Read your blog with interest, as I too am one of the experimental children, as well as my younger brother!

It’s a pity no conclusive analysis of results was compiled, as it would indeed make for interesting reading, particularly if one happens to be one of the lab-rats!  My Mother, myself, and my younger brother all have sleeping difficulties, and it would be interesting to know if this was one of the side effects of the procedure?

I would be very interested to hear if you have uncovered any further information!
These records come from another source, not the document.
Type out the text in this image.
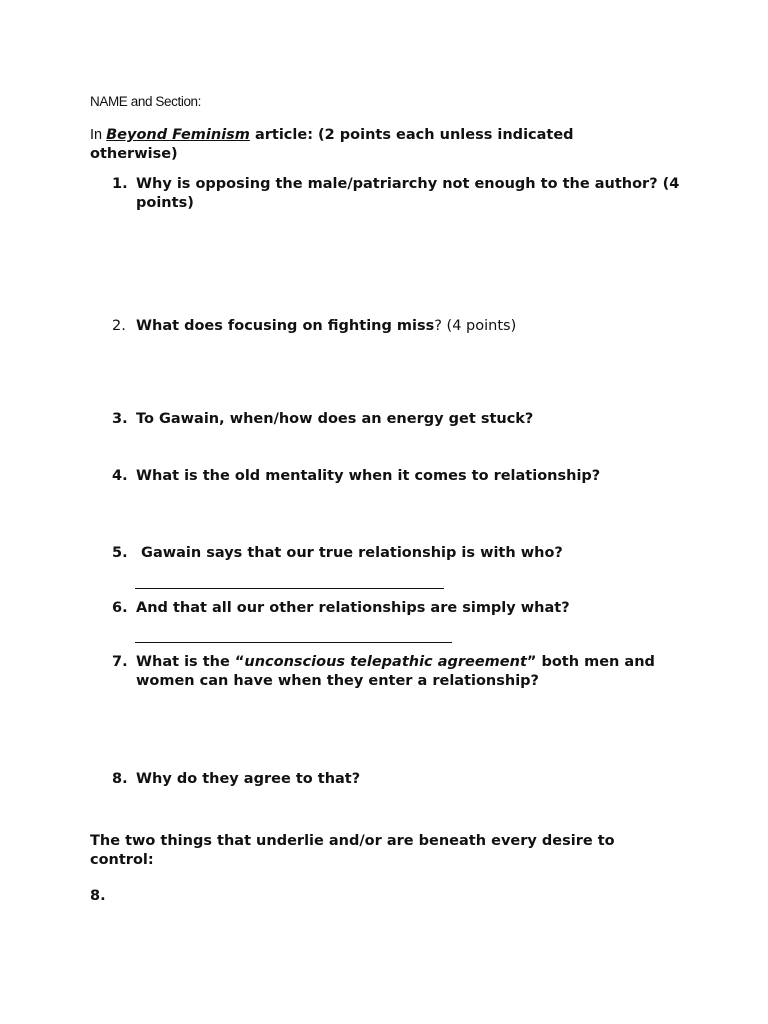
NAME and Section:
In Beyond Feminism article: (2 points each unless indicated otherwise)
1. Why is opposing the male/patriarchy not enough to the author? (4 points)
2. What does focusing on fighting miss? (4 points)
3. To Gawain, when/how does an energy get stuck?
4. What is the old mentality when it comes to relationship?
5. Gawain says that our true relationship is with who?
6. And that all our other relationships are simply what?
7. What is the “unconscious telepathic agreement” both men and women can have when they enter a relationship?
8. Why do they agree to that?
The two things that underlie and/or are beneath every desire to control:
8.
Email from JD (Decompression Baby & MD), 10 November 2010

As far as the research literature goes, there’s not much out there.  Obstetrics is infamous for having little to no scientifically valid research in humans since people are understandably queazy about participating in clinical studies during pregnancy and delivery.  And parturition in other animals models such as rodents, dogs, rabbits, etc. is physically different enough that the details don’t carry over to humans very well.  When I was in my Ob/Gyn rotation in med school, I asked some Obs just to get their opinion and the general feeling was that there was probably not much contribution from the decompression.  One Ob conceded that maybe in difficult deliveries where there was risk of prolonged hypoxia, theoretically there could be benefits to decompression.  I think that without an actual rigorous study, we are left with speculation and anecdotal evidence.

Email from KD, 6 November 2010

The equipment I used looked much different, there was a plexiglass dome with a plastic skirt that fit ’round the abdomen, connected to a vacuum device. I cannot remember the doctor’s name who delivered J_ and heard that he had passed away just a few years after J_ was born. I remember that he had talked about a follow-up study, but sadly, nothing was done. You will find that as a scientist, my son does not put much stock in it, because there was not a truly scientific study done…

Email from KD, 5 November 2010

Hello… I found your web page while trying to research the abdominal decompression equipment and process I used back in 1969 for the birth of my first child. I did it because I had read an article, probably by Dr. Hehns, about how to have a genius. Did it work?

I believe absolutely that it did. My son was valedictorian, graduated from Stanford with honors, has an MD/PhD from Harvard and is currently teaching and doing research at Cornell Medical School. As a scientist, he laughs at my stories. As the mother of a ‘genius’, I believe it worked.